Part 3 – “Everything Has a Reason” Contradicts a Loving God Who Grieves

Here’s where we abandon the tweets and jokes and get a bit more serious.

So far I have mentioned that the everything happens for a reason thing is flawed because it insists on a “cause and effect” outlook on life and is practically impossible to be consistent with. I understand why many like it and while I admit, the allure of being able to comfort myself that everything is happening right on schedule is appealing.  However, when given some thought, there are severe shortcomings.

One is that it diminishes the human experience. Are we created humans in God’s own image with some capacity for free will or are we simply pre-programmed robots? Second, it proclaims a weak God. As if He is a being that seems so afraid of human decision and action that He must stop them! Third, it implies that God is mean and contradicts His benevolence. Frankly, what kind of a God would pre-program us (read foreordain) to fail at the one thing He detests above all – sin?

These assumptions undermine the characteristics of omniscience and omnipotence. And at the risk of sounding sacrilegious, it makes God sound infinitely insecure and a galactic jerk. Further, when I sing about His Might, how can I also sing about His love without at some level feeling that He is a bully? And what becomes of prayer but a pre-determined routine that voids the beauty of communion and only reminds the Listener of His own manipulation?

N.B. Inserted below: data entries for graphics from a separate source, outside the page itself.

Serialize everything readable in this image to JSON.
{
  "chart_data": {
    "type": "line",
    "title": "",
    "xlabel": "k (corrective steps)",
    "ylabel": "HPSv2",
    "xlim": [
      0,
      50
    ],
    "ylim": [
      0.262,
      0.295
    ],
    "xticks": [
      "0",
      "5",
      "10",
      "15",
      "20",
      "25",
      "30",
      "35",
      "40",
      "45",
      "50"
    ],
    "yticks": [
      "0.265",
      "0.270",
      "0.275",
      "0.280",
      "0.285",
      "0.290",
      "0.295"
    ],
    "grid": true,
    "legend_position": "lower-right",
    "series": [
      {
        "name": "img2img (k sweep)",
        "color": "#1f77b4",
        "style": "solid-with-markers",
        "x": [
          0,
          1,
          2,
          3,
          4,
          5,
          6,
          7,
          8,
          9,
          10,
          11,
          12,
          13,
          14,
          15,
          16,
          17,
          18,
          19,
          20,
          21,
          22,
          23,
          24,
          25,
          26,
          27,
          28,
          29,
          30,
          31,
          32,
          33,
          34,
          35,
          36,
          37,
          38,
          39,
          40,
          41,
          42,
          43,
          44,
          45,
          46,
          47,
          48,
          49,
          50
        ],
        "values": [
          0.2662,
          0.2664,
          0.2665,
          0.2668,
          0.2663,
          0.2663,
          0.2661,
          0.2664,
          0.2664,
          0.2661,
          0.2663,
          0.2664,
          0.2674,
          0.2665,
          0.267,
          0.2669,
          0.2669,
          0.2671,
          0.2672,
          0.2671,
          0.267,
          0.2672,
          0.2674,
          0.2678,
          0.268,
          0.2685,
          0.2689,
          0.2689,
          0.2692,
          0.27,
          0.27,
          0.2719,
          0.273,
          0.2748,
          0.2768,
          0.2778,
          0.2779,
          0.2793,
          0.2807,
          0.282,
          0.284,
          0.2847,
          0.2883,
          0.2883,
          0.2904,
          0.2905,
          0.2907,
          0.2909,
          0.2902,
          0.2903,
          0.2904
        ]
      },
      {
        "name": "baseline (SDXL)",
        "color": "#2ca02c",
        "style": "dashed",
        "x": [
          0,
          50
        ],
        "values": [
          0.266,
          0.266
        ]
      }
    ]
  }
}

Frankly, this is not the God that I believe in and I find it disgraceful to suggest that this type of pre-programmed human experience is a reflection of His image breathed into us.

I could go on but the the area that I find this faulty theology to be most damaging is in tragedy. I do remember the dark times. I remember the pain and the hopelessness. And I remember the difference between grieving and thinking that God wanted this and later thinking that God didn’t. Further I remember the beautiful comfort when I realized that God too was grieved.

Of the many accounts of Jesus’ life, among the most that have struck me are the moments is when the Gospel writers say that Jesus was filled with compassion. And of course, of those moments, I am moved by John’s account of Jesus weeping over the loss of His friend Lazarus, even though He knew He would bring him back to life. A God that weeps, a God that mourns, a God that knows love is a God that does not take the easy way out.

I know for those reading this will be a hard line to read, “Everything has a reason” sounds like an escapist motto to me. Not escapism like heroin but rather, escapism like denial. What if when someone died, God too was grieved? Not just because he/she may have suffered but because you and I suffer when we grieve their loss. And to take it a step further, what if God grieved every loss because it was yet another nail being hammered into the order of creation that death has infiltrated the ranks? What if God grieved when we grieved because He too, never wanted to experience the possibility of death? I praise the Lord for countless reasons, and among them is because the story does not end with a grieving Supreme Deity helpless to offer hope to our meaningless existence.

Part 4 soon – til then, feel free to comment, disagree, discuss …

Comments

  1. When E. T. taught me in theology class that God is perfect and therefore lacking nothing I had to wonder how that jives/clashes with an emotional God who rejoices when lost things are found as described in Luke 15 or the grieving God you mention in this post. Instead of throwing my hands up in intellectual surrender I am instead awed by the beauty of the mystery.

  2. Ahhh, good ole E.T. – those were the days …

    I think since we created in God’s image, God obviously has emotions. The Scriptures talk about them quite regularly: His anger, compassionate, disappointment, joy, etc.

    Too often we create this false impression that God is completely stoic and He only could understand the human experience through His recollection of the Second Person of the Trinity (as if He is no longer alive!). This does a terrible disservice on so many levels like to our theology to our church, our proclamation to the world, our communion with God.

    I love your last line, I think submitting ourselves to the mystery of it is a beautiful form of worship.